Au départ de ce projet, en 1996, il y a un défi artistique initié par Laurent Pelly pour Le Cargo de Grenoble. « L’enjeu du festival était de commander à des metteurs en scène des petites formes, avec deux ou trois comédiens, et qui pouvaient se passer n’importe où dans le théâtre, sauf sur le plateau », se souvient Jean-François Sivadier. Très vite, la contrainte devient créative. Depuis longtemps fasciné par le monde de l’opéra, le metteur en scène se focalise sur les répétitions et écrit la partie orchestre. « Je suis assez vite tombé sur La Traviata parce qu’il y avait un parallèle entre la diva et l’histoire de cette femme, Violetta, qui chante jusqu’à la mort », raconte-t-il. Séduit par cette première expérience, il décide en 2003 de prolonger le concept : il écrit la partie scénique, ajoute des personnages et détourne la contrainte. Cette fois, la scène se passera bien sur le plateau, mais le public, lui aussi, y aura accès.

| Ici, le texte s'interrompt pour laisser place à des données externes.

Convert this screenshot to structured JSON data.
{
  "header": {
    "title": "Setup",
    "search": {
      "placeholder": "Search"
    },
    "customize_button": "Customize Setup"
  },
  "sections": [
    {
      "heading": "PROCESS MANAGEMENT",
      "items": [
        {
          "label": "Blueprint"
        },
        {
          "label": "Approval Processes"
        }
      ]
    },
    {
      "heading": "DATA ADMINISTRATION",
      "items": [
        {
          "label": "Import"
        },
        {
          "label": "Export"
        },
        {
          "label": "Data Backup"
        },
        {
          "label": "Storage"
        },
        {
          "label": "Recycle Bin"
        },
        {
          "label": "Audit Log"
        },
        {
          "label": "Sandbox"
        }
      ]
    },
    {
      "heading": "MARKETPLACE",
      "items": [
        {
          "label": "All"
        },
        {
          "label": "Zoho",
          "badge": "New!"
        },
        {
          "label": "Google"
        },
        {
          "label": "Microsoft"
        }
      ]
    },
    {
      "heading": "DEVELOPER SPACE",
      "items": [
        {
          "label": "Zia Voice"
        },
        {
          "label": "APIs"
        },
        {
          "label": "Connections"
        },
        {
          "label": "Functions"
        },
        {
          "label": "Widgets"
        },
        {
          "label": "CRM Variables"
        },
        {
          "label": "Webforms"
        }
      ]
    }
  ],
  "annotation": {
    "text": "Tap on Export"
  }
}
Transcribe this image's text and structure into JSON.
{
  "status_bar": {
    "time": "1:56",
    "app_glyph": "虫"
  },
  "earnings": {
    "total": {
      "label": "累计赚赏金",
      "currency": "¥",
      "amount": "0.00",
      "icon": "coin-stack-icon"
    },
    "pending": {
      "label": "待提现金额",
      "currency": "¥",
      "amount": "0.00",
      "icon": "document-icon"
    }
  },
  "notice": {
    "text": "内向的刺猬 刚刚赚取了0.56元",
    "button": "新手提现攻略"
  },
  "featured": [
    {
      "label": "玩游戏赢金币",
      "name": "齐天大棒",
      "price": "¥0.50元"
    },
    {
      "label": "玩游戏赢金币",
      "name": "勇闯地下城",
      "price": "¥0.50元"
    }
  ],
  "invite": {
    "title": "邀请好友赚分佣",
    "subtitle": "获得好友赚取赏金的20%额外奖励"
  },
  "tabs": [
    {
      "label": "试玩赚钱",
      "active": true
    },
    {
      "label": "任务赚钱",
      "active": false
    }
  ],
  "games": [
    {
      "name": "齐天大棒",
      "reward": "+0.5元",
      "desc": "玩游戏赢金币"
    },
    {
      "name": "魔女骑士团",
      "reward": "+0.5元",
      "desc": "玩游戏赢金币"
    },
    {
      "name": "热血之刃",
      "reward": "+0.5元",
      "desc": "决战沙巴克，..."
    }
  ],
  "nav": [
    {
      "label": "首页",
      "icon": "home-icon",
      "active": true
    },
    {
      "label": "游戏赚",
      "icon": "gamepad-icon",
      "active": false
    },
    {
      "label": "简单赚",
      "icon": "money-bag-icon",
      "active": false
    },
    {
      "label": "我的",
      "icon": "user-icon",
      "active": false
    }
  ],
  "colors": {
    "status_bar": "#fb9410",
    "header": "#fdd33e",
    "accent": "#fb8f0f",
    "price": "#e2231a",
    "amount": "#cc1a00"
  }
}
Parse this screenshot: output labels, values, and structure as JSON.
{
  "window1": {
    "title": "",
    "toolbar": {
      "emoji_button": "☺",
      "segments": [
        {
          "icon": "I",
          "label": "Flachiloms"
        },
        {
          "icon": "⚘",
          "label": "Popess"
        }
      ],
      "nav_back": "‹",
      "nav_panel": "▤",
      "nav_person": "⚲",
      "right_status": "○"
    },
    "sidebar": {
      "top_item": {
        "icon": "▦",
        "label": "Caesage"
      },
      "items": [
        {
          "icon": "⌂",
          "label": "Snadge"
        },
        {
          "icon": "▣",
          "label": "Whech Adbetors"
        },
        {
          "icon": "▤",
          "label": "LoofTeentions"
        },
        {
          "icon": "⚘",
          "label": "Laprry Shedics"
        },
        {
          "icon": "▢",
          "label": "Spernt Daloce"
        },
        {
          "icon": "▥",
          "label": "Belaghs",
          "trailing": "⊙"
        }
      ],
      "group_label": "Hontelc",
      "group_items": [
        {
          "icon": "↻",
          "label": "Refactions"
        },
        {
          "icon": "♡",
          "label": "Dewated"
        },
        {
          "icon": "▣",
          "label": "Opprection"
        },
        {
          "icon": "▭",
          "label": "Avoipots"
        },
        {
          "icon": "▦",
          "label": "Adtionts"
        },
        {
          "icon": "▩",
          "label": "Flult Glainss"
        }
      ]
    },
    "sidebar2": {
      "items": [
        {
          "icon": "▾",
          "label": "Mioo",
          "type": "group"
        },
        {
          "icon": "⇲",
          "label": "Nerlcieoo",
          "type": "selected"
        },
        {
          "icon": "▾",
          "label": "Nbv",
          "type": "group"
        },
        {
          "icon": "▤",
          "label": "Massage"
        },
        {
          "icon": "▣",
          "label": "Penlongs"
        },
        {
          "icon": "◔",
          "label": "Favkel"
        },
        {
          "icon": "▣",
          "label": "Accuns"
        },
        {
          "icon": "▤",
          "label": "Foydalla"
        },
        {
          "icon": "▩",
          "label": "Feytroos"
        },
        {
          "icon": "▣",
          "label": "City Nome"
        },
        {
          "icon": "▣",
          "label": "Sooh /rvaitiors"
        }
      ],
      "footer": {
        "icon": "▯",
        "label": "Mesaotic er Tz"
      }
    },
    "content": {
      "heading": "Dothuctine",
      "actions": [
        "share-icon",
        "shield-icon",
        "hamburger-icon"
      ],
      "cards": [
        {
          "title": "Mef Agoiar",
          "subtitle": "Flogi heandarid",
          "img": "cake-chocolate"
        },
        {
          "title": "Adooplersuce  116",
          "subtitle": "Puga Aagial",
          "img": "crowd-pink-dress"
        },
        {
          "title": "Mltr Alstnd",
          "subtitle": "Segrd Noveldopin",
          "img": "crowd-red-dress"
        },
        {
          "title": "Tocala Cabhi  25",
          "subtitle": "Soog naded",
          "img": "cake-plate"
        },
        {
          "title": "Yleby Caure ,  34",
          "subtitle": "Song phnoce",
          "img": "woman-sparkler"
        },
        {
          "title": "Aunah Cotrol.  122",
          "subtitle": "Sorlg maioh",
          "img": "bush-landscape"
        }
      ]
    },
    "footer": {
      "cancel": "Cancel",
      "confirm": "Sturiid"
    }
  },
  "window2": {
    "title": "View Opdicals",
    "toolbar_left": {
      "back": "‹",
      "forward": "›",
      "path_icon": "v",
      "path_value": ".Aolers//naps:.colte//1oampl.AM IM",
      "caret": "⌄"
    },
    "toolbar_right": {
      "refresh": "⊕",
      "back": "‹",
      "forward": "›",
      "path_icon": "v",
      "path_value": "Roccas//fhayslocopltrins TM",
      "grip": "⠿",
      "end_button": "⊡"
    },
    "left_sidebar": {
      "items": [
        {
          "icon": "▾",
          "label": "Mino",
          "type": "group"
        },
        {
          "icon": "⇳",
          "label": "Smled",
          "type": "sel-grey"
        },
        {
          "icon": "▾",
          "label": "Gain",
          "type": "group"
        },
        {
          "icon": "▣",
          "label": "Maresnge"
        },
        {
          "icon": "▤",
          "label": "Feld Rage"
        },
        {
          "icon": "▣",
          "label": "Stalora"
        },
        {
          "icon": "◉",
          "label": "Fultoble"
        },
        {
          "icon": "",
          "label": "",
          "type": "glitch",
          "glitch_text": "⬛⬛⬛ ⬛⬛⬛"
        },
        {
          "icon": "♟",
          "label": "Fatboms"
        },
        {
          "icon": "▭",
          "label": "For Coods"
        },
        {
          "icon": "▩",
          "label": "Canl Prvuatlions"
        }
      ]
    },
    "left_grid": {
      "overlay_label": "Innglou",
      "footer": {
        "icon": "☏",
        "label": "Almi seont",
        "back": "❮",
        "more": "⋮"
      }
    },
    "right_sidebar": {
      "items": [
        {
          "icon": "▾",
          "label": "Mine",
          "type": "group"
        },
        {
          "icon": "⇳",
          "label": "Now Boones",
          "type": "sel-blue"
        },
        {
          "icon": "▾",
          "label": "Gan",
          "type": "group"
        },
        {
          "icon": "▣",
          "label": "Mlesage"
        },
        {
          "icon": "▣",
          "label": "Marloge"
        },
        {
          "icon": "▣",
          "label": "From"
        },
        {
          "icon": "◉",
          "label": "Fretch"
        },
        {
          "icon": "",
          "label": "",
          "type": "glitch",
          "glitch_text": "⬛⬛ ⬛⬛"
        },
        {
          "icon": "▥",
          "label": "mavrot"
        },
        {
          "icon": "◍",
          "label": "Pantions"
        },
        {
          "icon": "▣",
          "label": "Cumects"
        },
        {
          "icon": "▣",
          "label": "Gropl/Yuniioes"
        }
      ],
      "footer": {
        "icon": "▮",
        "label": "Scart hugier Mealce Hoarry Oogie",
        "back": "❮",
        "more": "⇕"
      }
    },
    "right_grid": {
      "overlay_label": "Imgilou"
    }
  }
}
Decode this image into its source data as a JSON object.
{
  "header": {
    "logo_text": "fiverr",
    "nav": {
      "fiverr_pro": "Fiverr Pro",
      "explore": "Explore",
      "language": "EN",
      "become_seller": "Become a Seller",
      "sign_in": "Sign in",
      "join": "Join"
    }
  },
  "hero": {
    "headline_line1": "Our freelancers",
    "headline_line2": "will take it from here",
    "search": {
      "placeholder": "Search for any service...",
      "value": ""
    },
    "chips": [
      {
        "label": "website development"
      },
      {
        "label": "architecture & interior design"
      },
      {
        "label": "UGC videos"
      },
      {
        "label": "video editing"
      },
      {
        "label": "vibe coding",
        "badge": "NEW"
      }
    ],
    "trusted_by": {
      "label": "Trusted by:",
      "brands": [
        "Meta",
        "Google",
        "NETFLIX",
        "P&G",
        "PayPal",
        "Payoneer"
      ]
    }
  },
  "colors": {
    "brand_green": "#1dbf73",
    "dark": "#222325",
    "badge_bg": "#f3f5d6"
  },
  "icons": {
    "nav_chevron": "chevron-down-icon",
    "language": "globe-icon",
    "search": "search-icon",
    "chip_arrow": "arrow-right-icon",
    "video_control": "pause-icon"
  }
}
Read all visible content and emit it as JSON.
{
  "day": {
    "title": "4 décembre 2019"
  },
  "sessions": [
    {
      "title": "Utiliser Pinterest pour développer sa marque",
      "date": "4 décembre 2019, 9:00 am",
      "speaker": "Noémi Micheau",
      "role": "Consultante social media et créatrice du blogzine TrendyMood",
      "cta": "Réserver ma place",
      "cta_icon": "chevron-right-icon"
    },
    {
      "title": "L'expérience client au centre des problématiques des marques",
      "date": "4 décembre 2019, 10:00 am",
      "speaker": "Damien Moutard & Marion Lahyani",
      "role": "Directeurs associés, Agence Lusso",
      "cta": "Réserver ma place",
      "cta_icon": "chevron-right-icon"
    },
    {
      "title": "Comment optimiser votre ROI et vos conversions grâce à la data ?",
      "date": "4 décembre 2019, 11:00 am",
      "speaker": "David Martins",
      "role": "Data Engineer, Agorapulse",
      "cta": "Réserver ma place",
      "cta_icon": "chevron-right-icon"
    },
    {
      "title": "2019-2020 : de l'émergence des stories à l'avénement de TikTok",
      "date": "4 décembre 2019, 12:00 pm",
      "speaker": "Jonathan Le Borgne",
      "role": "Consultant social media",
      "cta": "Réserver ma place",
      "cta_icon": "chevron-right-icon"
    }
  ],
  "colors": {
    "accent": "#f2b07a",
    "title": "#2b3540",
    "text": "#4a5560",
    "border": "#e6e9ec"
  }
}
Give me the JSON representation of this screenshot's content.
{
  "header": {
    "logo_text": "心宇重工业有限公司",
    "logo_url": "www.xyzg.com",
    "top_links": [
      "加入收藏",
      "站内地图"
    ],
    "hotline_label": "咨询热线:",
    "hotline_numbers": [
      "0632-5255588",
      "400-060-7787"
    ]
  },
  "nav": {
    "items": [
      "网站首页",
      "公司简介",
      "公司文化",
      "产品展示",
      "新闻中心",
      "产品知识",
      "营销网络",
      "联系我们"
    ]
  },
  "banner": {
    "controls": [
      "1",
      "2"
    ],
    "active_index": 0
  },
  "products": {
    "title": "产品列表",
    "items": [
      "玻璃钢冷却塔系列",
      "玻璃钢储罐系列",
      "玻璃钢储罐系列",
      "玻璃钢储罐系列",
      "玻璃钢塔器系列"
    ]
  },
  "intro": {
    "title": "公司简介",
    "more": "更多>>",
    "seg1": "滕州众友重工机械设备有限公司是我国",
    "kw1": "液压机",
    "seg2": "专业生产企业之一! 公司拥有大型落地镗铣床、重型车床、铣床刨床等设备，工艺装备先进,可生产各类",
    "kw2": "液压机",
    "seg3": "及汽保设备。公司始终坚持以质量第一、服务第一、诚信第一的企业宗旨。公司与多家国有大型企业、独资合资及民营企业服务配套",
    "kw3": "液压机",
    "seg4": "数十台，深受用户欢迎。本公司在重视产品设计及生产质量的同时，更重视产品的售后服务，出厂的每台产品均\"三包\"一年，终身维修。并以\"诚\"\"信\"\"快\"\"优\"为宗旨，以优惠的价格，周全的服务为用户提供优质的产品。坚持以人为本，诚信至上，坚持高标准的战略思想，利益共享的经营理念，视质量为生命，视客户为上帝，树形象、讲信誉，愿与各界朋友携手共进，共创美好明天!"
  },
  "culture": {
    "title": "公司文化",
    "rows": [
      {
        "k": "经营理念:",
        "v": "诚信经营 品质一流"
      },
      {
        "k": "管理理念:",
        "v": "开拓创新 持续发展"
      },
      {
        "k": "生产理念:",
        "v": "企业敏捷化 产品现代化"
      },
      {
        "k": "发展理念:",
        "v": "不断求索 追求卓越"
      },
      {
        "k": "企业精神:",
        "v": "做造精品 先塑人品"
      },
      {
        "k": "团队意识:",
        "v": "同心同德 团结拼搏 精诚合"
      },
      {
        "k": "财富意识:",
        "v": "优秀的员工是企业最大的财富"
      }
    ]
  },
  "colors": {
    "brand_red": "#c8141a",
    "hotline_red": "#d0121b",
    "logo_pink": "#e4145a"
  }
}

De la dramaturgie de l’œuvre de Verdi aux conditions de production, la troupe ausculte avec minutie le fonctionnement de l’opéra et ses plannings millimétrés. Dans ce chassé-croisé de personnages, le metteur en scène, habité par sa lecture shakespearienne de l’œuvre, déjoue les certitudes d’un ténor trop bavard et d’une diva caractérielle. Le chef d’orchestre, quant à lui, impose sa vision d’une certaine lenteur nécessaire à la dramaturgie, par-delà les critiques du metteur en scène qui s’offusque d’une Traviata à la Duras.

Pour cette plongée opératique, nul besoin d’être expert en la matière. Le spectacle, note Jean-François Sivadier, joue sur les archétypes du milieu et donne à voir une vision condensée, comme essentialisée, de la réalité des répétitions d’opéra. Il s’adresse alors autant aux professionnels, qui souvent se reconnaissent dans l’un ou l’autre des personnages, qu’aux néophytes qui parfois redoutent l’élitisme de cet univers. On songe alors à cette anecdote racontée par le personnage de Teresa, incarnant le rôle d’une jeune première. Si elle chante, explique-t-elle, c’est pour cette femme découvrant l’opéra pour la première fois qui vint lui glisser à l’oreille avec émotion, à l’issue de la représentation : « je ne savais pas que Mozart parlait aussi de moi ».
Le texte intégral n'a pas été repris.